Dog Breed Classification
Imagine having an image of a dog on your phone or device and the device tells you exactly what type of dog breed the dog is, or whether the image is that of a dog or a human being. With deep learning concepts, we are able to perform image classification more efficiently than before.
Project Overview
Image classification has become one of the most influential innovations in Computer Vision since the first digital image scanner. Developing models that can classify images has made tremendous advances in the way people interact (social media, search engines & image processing), retail (both in person and online), marketing, theatre & the performing arts, government, surveillance, law enforcement, etc. Thanks to image classification algorithms we are able to receive notifications on social media when someone has posted a picture that may look like us, or object recognition in self driving cars! The idea of a program being able to identify meaningful objects in an image and make a judgement as to what it is, what it’s connected with and where it belongs based on only the information found in an image has endless applications. I have implemented this classification using Convolutional Neural Networks. This project is part of my Udacity nanodegree and I give credit to them for the data sources used and also some of the code in this write up. The project description is available [here](https://github.com/udacity/dog-project). The datasets provided by Udacity for this project include;
- Dog Images — This is a dataset of images of different types of dogs we used
- Human Faces — This consists of different human faces used for the classification.
Problem Statement
How can we create a model that accurately classifies dog breeds and also tells the animal breed most closely connected to a human face. In this project, I am attempting to create software that predicts the breed of any dog image that is supplied to it.. The software is intended to accept any user-supplied image as input. If a dog is detected in the image, it will provide an estimate of the dog’s breed. If a human is detected, it will provide an estimate of the dog breed that is most resembling.

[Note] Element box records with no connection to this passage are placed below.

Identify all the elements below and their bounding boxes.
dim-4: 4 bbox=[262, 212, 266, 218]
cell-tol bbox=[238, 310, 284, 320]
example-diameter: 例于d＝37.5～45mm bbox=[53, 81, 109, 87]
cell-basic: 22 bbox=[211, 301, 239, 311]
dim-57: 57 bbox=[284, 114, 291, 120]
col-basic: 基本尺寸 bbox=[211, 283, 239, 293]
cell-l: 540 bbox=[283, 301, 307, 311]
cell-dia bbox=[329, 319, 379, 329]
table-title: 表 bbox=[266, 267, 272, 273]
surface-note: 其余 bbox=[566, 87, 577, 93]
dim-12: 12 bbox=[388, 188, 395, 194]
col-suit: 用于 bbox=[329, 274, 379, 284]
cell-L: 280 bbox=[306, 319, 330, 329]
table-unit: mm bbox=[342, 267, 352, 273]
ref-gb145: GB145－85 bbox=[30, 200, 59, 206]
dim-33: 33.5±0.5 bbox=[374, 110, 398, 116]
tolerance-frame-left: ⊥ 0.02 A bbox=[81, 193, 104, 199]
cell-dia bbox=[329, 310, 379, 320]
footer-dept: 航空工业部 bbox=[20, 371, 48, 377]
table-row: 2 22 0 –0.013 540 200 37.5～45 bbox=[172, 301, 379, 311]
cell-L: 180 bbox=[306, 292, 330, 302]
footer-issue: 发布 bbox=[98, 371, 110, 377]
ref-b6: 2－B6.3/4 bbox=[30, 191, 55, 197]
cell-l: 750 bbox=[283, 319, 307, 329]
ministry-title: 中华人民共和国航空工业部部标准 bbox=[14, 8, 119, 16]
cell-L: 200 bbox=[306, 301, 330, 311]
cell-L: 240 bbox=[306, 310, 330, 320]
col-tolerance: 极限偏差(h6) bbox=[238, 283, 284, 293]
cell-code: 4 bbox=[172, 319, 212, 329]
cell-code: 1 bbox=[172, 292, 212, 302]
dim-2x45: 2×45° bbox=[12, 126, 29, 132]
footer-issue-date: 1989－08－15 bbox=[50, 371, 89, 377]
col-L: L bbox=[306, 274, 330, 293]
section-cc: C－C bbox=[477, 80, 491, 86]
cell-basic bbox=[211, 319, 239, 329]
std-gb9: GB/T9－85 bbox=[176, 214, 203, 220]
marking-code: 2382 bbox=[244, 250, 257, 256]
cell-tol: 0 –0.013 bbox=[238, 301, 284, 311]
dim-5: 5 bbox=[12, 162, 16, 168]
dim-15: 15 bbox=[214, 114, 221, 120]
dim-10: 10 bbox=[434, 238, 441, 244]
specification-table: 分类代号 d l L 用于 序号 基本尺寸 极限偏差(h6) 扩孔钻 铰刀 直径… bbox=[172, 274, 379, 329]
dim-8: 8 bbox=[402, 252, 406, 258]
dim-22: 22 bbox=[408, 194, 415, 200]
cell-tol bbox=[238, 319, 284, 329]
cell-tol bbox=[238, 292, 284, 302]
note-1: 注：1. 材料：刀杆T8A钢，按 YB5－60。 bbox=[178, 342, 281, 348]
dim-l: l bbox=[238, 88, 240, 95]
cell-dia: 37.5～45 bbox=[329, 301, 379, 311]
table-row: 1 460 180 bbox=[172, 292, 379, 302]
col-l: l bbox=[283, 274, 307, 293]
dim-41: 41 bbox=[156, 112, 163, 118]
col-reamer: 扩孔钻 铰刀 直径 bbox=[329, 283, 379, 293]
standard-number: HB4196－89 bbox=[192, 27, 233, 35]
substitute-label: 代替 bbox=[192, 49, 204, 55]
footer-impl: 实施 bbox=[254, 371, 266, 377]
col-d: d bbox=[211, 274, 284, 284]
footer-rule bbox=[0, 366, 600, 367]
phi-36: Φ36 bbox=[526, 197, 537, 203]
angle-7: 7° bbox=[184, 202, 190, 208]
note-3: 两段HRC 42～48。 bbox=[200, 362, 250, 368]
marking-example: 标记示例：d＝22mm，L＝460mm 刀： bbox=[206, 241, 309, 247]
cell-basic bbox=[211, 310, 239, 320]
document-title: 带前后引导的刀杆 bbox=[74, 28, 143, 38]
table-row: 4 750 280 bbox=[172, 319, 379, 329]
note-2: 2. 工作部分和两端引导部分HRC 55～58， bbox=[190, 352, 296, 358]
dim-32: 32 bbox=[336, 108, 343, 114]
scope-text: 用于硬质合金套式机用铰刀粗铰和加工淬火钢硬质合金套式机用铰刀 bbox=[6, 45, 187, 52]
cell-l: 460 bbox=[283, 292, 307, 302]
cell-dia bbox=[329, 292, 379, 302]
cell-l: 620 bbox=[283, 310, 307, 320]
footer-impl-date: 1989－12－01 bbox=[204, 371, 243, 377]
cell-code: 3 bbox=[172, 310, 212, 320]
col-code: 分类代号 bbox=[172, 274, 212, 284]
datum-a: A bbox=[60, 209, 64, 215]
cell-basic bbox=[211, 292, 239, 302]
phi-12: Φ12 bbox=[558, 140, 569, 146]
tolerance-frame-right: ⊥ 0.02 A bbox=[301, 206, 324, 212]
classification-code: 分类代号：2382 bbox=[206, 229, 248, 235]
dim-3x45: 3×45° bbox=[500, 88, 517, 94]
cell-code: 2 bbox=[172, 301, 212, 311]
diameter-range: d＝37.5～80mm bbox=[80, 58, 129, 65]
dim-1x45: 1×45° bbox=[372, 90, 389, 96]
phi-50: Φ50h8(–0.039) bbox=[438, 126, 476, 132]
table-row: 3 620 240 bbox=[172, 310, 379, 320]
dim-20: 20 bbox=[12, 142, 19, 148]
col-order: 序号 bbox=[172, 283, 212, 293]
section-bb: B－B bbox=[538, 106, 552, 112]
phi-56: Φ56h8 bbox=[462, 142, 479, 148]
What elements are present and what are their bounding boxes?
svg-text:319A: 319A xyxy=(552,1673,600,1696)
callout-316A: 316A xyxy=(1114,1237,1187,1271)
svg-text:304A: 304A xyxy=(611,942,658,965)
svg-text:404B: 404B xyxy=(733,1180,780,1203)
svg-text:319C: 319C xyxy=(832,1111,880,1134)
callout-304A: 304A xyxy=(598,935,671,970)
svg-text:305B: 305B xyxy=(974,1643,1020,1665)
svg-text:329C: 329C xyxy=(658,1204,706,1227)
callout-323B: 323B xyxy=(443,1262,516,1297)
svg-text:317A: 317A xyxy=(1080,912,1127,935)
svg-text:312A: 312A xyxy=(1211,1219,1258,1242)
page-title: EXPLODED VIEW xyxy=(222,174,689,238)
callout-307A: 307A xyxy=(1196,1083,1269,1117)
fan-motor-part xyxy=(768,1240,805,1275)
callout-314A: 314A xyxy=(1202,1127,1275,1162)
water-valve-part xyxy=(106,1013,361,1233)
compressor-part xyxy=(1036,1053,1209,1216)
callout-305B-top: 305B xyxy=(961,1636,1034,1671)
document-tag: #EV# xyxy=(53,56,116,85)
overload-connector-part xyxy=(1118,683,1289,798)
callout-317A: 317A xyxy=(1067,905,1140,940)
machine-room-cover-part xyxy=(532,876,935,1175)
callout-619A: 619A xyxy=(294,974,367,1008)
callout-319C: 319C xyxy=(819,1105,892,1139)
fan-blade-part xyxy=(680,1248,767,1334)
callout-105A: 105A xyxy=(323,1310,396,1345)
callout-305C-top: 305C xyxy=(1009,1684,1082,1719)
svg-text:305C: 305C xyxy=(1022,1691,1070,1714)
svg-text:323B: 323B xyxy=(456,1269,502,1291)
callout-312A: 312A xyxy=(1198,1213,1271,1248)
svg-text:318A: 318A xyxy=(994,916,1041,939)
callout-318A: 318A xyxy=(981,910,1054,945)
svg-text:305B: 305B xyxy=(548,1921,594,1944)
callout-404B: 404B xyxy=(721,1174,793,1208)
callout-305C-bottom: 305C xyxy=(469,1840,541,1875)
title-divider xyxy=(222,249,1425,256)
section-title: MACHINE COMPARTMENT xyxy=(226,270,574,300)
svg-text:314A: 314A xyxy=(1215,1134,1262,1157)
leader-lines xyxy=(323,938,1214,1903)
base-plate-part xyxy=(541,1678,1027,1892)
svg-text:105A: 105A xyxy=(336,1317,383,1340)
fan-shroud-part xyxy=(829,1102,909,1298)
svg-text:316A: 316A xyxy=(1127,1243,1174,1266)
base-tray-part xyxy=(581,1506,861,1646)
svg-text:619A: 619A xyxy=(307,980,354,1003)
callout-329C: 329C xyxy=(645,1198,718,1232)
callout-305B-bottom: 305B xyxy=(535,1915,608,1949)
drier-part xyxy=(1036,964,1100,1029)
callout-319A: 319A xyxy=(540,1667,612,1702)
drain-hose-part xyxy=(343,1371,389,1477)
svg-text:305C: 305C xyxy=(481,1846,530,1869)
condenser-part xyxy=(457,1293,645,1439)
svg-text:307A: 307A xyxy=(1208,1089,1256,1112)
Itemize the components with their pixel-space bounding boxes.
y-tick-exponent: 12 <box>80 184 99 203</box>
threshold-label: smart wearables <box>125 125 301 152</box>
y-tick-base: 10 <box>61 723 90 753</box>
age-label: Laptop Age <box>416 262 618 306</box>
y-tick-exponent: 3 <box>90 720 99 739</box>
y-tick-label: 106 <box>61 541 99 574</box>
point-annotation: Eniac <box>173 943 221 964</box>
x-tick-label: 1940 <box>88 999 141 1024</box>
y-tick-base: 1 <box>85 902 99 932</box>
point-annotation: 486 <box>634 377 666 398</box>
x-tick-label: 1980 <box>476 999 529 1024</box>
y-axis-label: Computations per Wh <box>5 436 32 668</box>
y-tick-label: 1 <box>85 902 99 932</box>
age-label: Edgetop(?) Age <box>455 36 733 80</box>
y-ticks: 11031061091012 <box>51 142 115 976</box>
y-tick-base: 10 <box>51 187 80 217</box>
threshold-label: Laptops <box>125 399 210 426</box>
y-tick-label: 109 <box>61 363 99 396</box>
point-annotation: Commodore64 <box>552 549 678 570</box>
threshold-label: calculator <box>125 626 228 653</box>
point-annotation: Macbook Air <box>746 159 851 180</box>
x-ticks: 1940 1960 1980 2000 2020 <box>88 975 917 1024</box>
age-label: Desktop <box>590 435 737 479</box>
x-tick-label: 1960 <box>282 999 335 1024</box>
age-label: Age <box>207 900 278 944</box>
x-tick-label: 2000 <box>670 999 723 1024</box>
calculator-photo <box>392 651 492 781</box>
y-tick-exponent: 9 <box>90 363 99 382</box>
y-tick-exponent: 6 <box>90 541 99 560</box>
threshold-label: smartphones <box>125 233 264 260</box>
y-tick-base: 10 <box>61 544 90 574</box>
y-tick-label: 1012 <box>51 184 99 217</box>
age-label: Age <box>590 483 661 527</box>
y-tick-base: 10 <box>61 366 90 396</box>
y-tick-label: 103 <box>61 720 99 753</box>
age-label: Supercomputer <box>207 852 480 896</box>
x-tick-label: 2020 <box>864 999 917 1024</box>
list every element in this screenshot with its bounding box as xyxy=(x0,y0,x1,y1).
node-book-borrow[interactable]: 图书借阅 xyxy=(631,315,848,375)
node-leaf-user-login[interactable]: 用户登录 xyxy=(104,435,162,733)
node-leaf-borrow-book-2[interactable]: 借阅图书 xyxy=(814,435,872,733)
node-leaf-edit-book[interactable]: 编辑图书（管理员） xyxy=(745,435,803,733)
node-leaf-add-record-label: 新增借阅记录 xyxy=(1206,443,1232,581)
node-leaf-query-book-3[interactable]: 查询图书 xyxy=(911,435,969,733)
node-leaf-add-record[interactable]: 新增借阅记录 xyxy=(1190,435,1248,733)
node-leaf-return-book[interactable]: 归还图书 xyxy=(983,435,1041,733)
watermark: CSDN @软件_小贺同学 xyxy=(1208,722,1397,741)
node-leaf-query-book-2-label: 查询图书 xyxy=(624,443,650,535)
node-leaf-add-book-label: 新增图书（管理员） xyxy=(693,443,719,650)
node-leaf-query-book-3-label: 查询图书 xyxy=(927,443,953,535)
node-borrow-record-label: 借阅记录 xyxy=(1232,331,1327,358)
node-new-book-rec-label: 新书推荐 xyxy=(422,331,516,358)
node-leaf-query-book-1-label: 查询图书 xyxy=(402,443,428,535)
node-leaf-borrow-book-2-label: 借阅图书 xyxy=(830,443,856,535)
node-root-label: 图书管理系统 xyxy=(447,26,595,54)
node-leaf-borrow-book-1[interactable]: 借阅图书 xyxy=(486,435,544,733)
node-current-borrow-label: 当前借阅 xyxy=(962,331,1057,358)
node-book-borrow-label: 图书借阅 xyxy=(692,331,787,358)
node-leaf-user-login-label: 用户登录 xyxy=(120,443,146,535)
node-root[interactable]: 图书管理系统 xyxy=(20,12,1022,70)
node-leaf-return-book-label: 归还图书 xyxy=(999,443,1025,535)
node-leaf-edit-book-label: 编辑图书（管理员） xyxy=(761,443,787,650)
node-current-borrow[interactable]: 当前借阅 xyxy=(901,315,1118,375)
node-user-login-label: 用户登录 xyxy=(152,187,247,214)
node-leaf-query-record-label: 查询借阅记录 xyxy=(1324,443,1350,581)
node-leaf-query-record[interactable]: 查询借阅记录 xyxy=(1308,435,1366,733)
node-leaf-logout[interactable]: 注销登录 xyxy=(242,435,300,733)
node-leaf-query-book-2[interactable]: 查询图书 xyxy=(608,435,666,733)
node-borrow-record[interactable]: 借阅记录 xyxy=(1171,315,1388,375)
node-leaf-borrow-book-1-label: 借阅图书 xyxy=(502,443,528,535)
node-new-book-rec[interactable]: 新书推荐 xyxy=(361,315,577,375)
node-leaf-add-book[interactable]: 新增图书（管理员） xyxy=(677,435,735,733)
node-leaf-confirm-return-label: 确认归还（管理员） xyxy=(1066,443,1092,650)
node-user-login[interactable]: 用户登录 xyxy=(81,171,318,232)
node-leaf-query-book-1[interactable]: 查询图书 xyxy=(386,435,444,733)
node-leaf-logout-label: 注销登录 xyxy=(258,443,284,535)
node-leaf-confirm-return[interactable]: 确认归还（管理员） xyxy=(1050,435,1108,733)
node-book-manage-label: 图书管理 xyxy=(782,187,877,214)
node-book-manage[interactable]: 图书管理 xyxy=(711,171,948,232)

The project is divided into eight steps;
- Step 1: Import Datasets
- Step 2: Detect Humans
- Step 3: Detect Dogs
- Step 4: Create a CNN to Classify Dog Breeds (from Scratch)
- Step 5: Use a CNN to Classify Dog Breeds (using Transfer Learning)
- Step 6: Create a CNN to Classify Dog Breeds (using Transfer Learning)
- Step 7: Write your Algorithm
- Step 8: Test Your Algorithm
Metrics
We use accuracy as the measurement of choice to improve our model after each iteration. Accuracy is simply how many times our model predicts the dog breed correctly. Since the goal is to predict the breed of the image correctly, accuracy is a suitable metric to be used.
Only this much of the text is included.